What your agent can do

The server exposes three tools — the same capabilities behind the UI and the REST API:

ToolWhat it does
dns_rrsetForward lookup — the IPs and values a domain resolves to (every host in a zone)
dns_rdataReverse lookup — the domains that point to an IP, CIDR, or hostname
dns_statusAccount status — your rate limits and credit usage

dns_rrset supports several search modes, so an agent can ask questions like:

  • Enumerate a footprint (right match)"What hosts exist under example.com?"
  • Brand protection (word match)"Find domains containing paypal that aren't ours."
  • Lookalikes & typo-squats (fuzzy match)"Surface homoglyph and typo variants of acme.com."
  • Pivot in reverse"What other domains resolve to 198.51.100.20, or to this CIDR?"

Each answer is a starting point for the next pivot — see Pivoting through DNS for how this plays out in a real investigation.

Set it up

You'll connect a client once; after the browser sign-in it stays authenticated.

Claude Code (CLI)

Add the server with the http transport:

claude mcp add --transport http deteqtive-pdns https://mcp.deteqtive.com/pdns/

This registers the server for the current project directory only.
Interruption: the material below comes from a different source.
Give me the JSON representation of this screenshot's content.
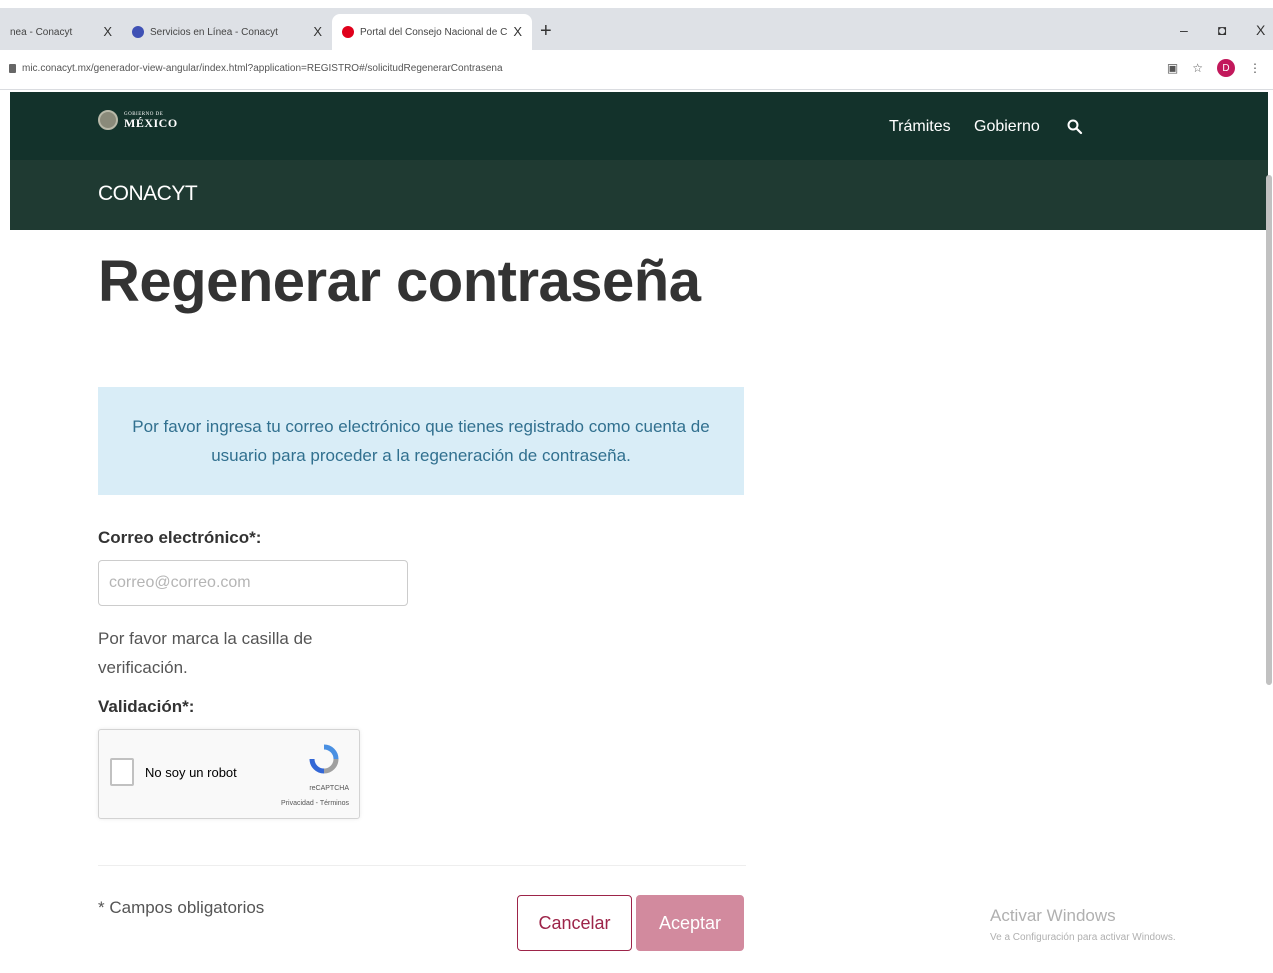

The name (deteqtive-pdns above) is yours to choose.

Then run /mcp inside Claude Code to authenticate — a browser opens to Spamhaus SSO; sign in and approve. Check the connection any time with claude mcp list.

Claude Desktop

Add it as a custom connector:

  1. Settings → Connectors → Add custom connector.
  2. Name it Deteqtive Passive DNS and set the URL to https://mcp.deteqtive.com/pdns/.
  3. Save, then click Connect. Your browser opens to Spamhaus SSO — sign in and authorise.
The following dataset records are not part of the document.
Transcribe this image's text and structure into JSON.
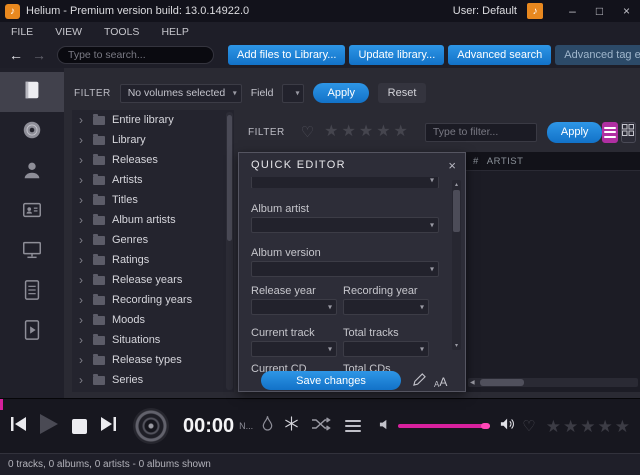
{
  "window": {
    "title": "Helium - Premium version build: 13.0.14922.0",
    "user": "User: Default",
    "app_icon_glyph": "♪",
    "minimize": "–",
    "maximize": "□",
    "close": "×"
  },
  "menu": {
    "items": [
      "FILE",
      "VIEW",
      "TOOLS",
      "HELP"
    ]
  },
  "toolbar": {
    "back": "←",
    "forward": "→",
    "search_placeholder": "Type to search...",
    "buttons": [
      {
        "label": "Add files to Library...",
        "enabled": true
      },
      {
        "label": "Update library...",
        "enabled": true
      },
      {
        "label": "Advanced search",
        "enabled": true
      },
      {
        "label": "Advanced tag edite",
        "enabled": false
      }
    ]
  },
  "sidebar": {
    "items": [
      "library",
      "discs",
      "artists",
      "contacts",
      "display",
      "playlists",
      "play-queue"
    ],
    "selected": "library"
  },
  "volume_filter": {
    "label": "FILTER",
    "volumes": "No volumes selected",
    "field": "Field",
    "apply": "Apply",
    "reset": "Reset"
  },
  "tree": {
    "items": [
      "Entire library",
      "Library",
      "Releases",
      "Artists",
      "Titles",
      "Album artists",
      "Genres",
      "Ratings",
      "Release years",
      "Recording years",
      "Moods",
      "Situations",
      "Release types",
      "Series"
    ]
  },
  "browser_filter": {
    "label": "FILTER",
    "placeholder": "Type to filter...",
    "apply": "Apply"
  },
  "quick_editor": {
    "title": "QUICK EDITOR",
    "close": "×",
    "album_artist": "Album artist",
    "album_version": "Album version",
    "release_year": "Release year",
    "recording_year": "Recording year",
    "current_track": "Current track",
    "total_tracks": "Total tracks",
    "current_cd": "Current CD",
    "total_cds": "Total CDs",
    "save": "Save changes",
    "font_small": "A",
    "font_large": "A"
  },
  "table": {
    "col_number": "#",
    "col_artist": "ARTIST"
  },
  "player": {
    "time": "00:00",
    "next_hint": "N..."
  },
  "status": {
    "text": "0 tracks, 0 albums, 0 artists - 0 albums shown"
  },
  "icons": {
    "star": "★",
    "heart": "♡",
    "dropdown": "▾",
    "chevron": "›",
    "scroll_up": "▴",
    "scroll_down": "▾",
    "scroll_left": "◀"
  },
  "colors": {
    "accent_blue": "#1b82d9",
    "accent_magenta": "#b02fa2",
    "slider_pink": "#d8219e",
    "brand_orange": "#e8881f"
  }
}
The dns_rrset, dns_rdata and dns_status tools then appear in your chats.

Other MCP clients

Any client that supports remote (Streamable HTTP) MCP servers with OAuth can connect. Most use a JSON config like:

{
  "mcpServers": {
    "deteqtive-pdns": {
      "type": "http",
      "url": "https://mcp.deteqtive.com/pdns/"
    }
  }
}

The client runs the Spamhaus SSO sign-in on first use.
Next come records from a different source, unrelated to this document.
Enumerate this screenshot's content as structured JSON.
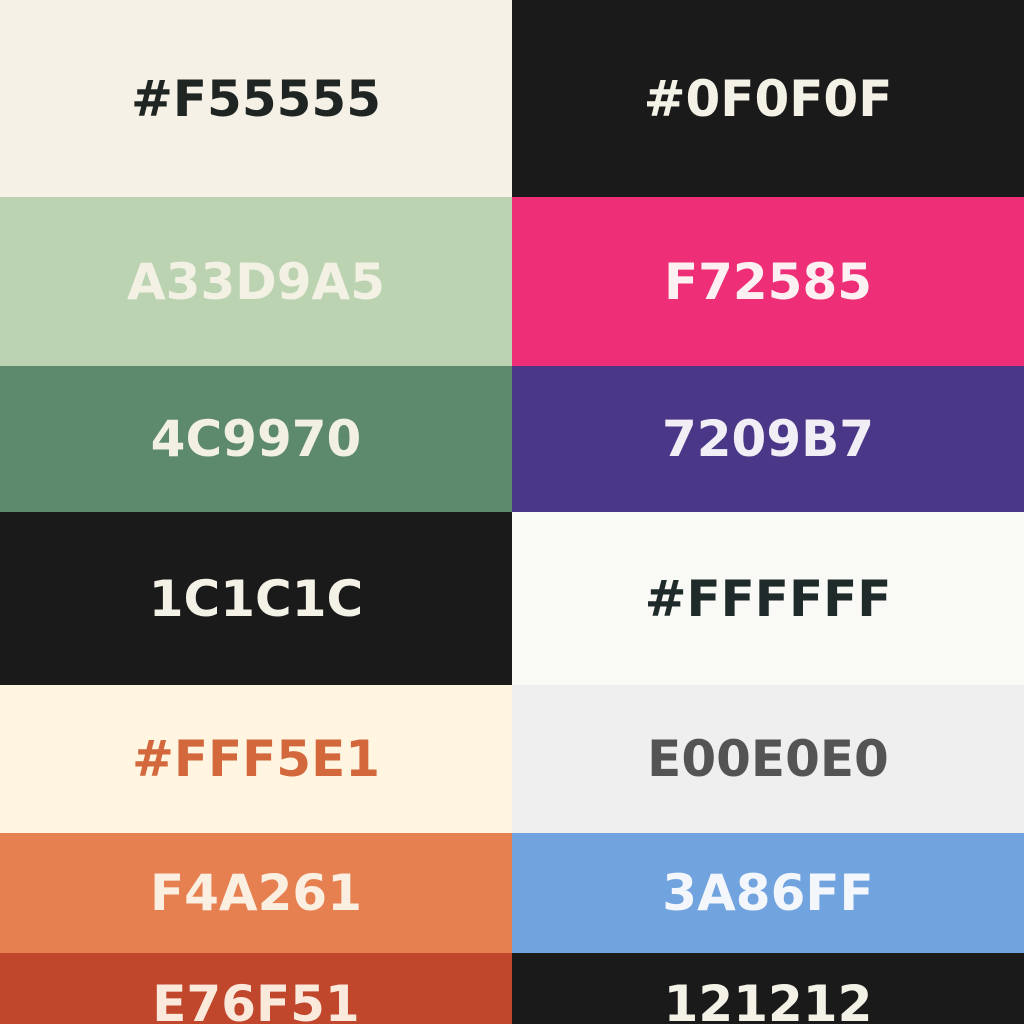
{
  "swatches_left": [
    {
      "label": "#F55555",
      "bg": "#f5f1e6",
      "fg": "#1e2522"
    },
    {
      "label": "A33D9A5",
      "bg": "#bcd3b2",
      "fg": "#f3f1e4"
    },
    {
      "label": "4C9970",
      "bg": "#5d8a6a",
      "fg": "#f2f0e2"
    },
    {
      "label": "1C1C1C",
      "bg": "#1a1a1a",
      "fg": "#f4f1e6"
    },
    {
      "label": "#FFF5E1",
      "bg": "#fff5e1",
      "fg": "#d2683c"
    },
    {
      "label": "F4A261",
      "bg": "#e68050",
      "fg": "#fbefe1"
    },
    {
      "label": "E76F51",
      "bg": "#c0462c",
      "fg": "#fbe9dc"
    }
  ],
  "swatches_right": [
    {
      "label": "#0F0F0F",
      "bg": "#1a1a1a",
      "fg": "#f4f1e6"
    },
    {
      "label": "F72585",
      "bg": "#ee2e76",
      "fg": "#fdf0f3"
    },
    {
      "label": "7209B7",
      "bg": "#4a3788",
      "fg": "#f1eef5"
    },
    {
      "label": "#FFFFFF",
      "bg": "#f9f9f5",
      "fg": "#1f2a2a"
    },
    {
      "label": "E00E0E0",
      "bg": "#efefef",
      "fg": "#545454"
    },
    {
      "label": "3A86FF",
      "bg": "#71a3df",
      "fg": "#f3f6fb"
    },
    {
      "label": "121212",
      "bg": "#1a1a1a",
      "fg": "#f4f1e6"
    }
  ]
}
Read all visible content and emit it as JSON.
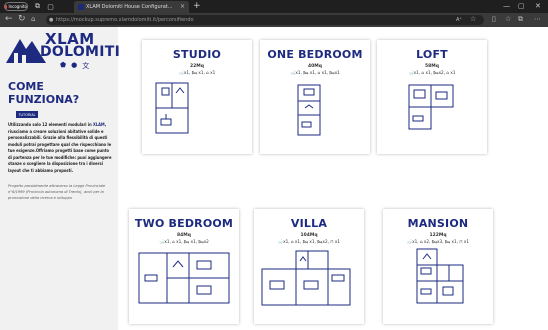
{
  "browser": {
    "profile_label": "Incognito",
    "tab_title": "XLAM Dolomiti House Configurat...",
    "url": "https://mockup.supremo.xlamdolomiti.it/percorsifiendo"
  },
  "brand": {
    "logo_top": "XLAM",
    "logo_bottom": "DOLOMITI",
    "primary_color": "#1d2a80"
  },
  "sidebar": {
    "heading_line1": "COME",
    "heading_line2": "FUNZIONA?",
    "tutorial_label": "TUTORIAL",
    "intro_before": "Utilizzando solo 12 elementi modulari in ",
    "intro_highlight": "XLAM",
    "intro_after": ", riusciamo a creare soluzioni abitative solide e personalizzabili. Grazie alla flessibilità di questi moduli potrai progettare qual che rispecchiano le tue esigenze.Offriamo progetti base come punto di partenza per le tue modifiche: puoi aggiungere stanze o scegliere la disposizione tra i diversi layout che ti abbiamo proposti.",
    "note": "Progetto parzialmente attraverso la Legge Provinciale n°6/1999 (Provincia autonoma di Trento), avvii per la promozione della ricerca e sviluppo"
  },
  "cards": [
    {
      "title": "STUDIO",
      "size": "22Mq",
      "modules": "🛁x1, 🛏 x1, ⌂ x1"
    },
    {
      "title": "ONE BEDROOM",
      "size": "40Mq",
      "modules": "🛁x1, 🛏 x1, ⌂ x1, 🛏x1"
    },
    {
      "title": "LOFT",
      "size": "58Mq",
      "modules": "🛁x1, ⌂ x1, 🛏x2, ⌂ x1"
    },
    {
      "title": "TWO BEDROOM",
      "size": "84Mq",
      "modules": "🛁x1, ⌂ x1, 🛏 x1, 🛏x2"
    },
    {
      "title": "VILLA",
      "size": "104Mq",
      "modules": "🛁x1, ⌂ x1, 🛏 x1, 🛏x2, ⊓ x1"
    },
    {
      "title": "MANSION",
      "size": "122Mq",
      "modules": "🛁x1, ⌂ x2, 🛏x3, 🛏 x1, ⊓ x1"
    }
  ]
}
Clients that only support local (stdio) servers can bridge to the hosted endpoint with mcp-remote, which handles the browser OAuth and proxies the HTTP server over stdio:

{
  "mcpServers": {
    "deteqtive-pdns": {
      "command": "npx",
      "args": ["-y", "mcp-remote", "https://mcp.deteqtive.com/pdns/"]
    }
  }
}

Troubleshooting

If queries start failing, have your agent call dns_status — it returns your current rate limits and credit usage, which usually explains it (you've hit the plan's quota, or you need to re-authenticate).